CO2 climate sensitivity and snow-sea-ice albedo parameterization in an atmospheric GCM coupled to a mixed-layer ocean model
- Cite this article as:
- Meehl, G.A. & Washington, W.M. Climatic Change (1990) 16: 283. doi:10.1007/BF00144505
The snow-sea-ice albedo parameterization in an atmospheric general circulation model (GCM), coupled to a simple mixed-layer ocean and run with an annual cycle of solar forcing, is altered from a version of the same model described by Washington and Meehl (1984). The model with the revised formulation is run to equilibrium for 1 × CO2 and 2 × CO2 experiments. The 1 ×CO2 (control) simulation produces a global mean climate about 1° warmer than the original version, and sea-ice extent is reduced. The model with the altered parameterization displays heightened sensitivity in the global means, but the geographical patterns of climate change due to increased carbon dioxide (CO2) are qualitatively similar.
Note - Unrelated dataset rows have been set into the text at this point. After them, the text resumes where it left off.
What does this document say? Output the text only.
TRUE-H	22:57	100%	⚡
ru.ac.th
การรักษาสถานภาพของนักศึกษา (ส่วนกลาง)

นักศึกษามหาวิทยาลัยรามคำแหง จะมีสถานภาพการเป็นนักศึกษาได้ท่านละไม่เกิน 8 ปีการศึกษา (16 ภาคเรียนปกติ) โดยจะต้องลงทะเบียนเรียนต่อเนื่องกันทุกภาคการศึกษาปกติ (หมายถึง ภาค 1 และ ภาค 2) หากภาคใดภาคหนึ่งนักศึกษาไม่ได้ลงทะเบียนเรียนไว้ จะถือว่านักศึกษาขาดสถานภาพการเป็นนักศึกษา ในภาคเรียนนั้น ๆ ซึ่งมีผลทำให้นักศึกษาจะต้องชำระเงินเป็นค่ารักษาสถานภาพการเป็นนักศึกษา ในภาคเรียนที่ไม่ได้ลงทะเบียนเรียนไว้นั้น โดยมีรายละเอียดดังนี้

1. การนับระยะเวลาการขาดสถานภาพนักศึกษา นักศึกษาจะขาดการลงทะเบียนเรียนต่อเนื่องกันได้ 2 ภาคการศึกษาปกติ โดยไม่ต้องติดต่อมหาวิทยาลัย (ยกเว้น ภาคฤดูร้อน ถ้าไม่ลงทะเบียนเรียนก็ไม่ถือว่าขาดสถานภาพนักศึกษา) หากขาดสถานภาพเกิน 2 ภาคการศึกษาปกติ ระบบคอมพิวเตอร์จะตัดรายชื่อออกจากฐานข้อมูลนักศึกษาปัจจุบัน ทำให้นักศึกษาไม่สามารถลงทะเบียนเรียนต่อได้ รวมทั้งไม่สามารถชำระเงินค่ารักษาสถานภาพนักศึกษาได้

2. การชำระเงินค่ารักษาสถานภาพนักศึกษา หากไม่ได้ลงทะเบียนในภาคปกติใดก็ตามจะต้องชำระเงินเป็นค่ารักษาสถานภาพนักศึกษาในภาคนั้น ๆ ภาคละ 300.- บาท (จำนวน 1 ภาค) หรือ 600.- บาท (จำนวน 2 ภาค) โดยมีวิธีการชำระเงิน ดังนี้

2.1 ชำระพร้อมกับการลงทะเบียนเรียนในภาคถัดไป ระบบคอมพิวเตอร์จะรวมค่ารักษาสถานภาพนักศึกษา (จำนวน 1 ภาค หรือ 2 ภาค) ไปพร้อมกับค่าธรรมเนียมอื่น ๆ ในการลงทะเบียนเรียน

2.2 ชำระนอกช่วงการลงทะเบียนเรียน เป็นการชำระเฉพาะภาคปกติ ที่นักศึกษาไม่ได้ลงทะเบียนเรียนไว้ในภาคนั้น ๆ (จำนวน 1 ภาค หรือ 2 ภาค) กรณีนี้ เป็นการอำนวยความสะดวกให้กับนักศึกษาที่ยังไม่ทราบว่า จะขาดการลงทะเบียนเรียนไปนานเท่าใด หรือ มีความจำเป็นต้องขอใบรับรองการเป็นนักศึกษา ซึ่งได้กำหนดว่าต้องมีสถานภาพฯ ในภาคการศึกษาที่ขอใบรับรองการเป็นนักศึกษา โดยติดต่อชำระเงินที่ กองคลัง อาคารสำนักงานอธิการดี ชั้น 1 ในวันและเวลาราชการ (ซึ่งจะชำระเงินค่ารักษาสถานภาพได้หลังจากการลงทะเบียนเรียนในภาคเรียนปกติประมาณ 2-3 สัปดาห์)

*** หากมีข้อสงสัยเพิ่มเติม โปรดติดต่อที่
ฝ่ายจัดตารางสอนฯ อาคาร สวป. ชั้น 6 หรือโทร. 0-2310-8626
The magnitude of the climate change is affected, not only in areas directly influenced by snow and ice changes but also in other regions of the globe, including the tropics where sea-surface temperature, evaporation, and precipitation over the oceans are greater. With the less-sensitive formulation, the global mean surface air temperature increase is 3.5 °C, and the increase of global mean precipitation is 7.12%. The revised formulation produces a globally averaged surface air temperature increase of 4.04 °C and a precipitation increase of 7.25%, as well as greater warming of the upper tropical troposphere. Sensitivity of surface hydrology is qualitatively similar between the two cases with the larger-magnitude changes in the revised snow and ice-albedo scheme experiment. Variability of surface air temperature in the model is comparable to observations in most areas except at high latitudes during winter. In those regions, temporal variation of the sea-ice margin and fluctuations of snow cover dependent on the snow-ice-albedo formulation contribute to larger-than-observed temperature variability. This study highlights an uncertainty associated with results from current climate GCMs that use highly parameterized snow-sea-ice albedo schemes with simple mixed-layer ocean models.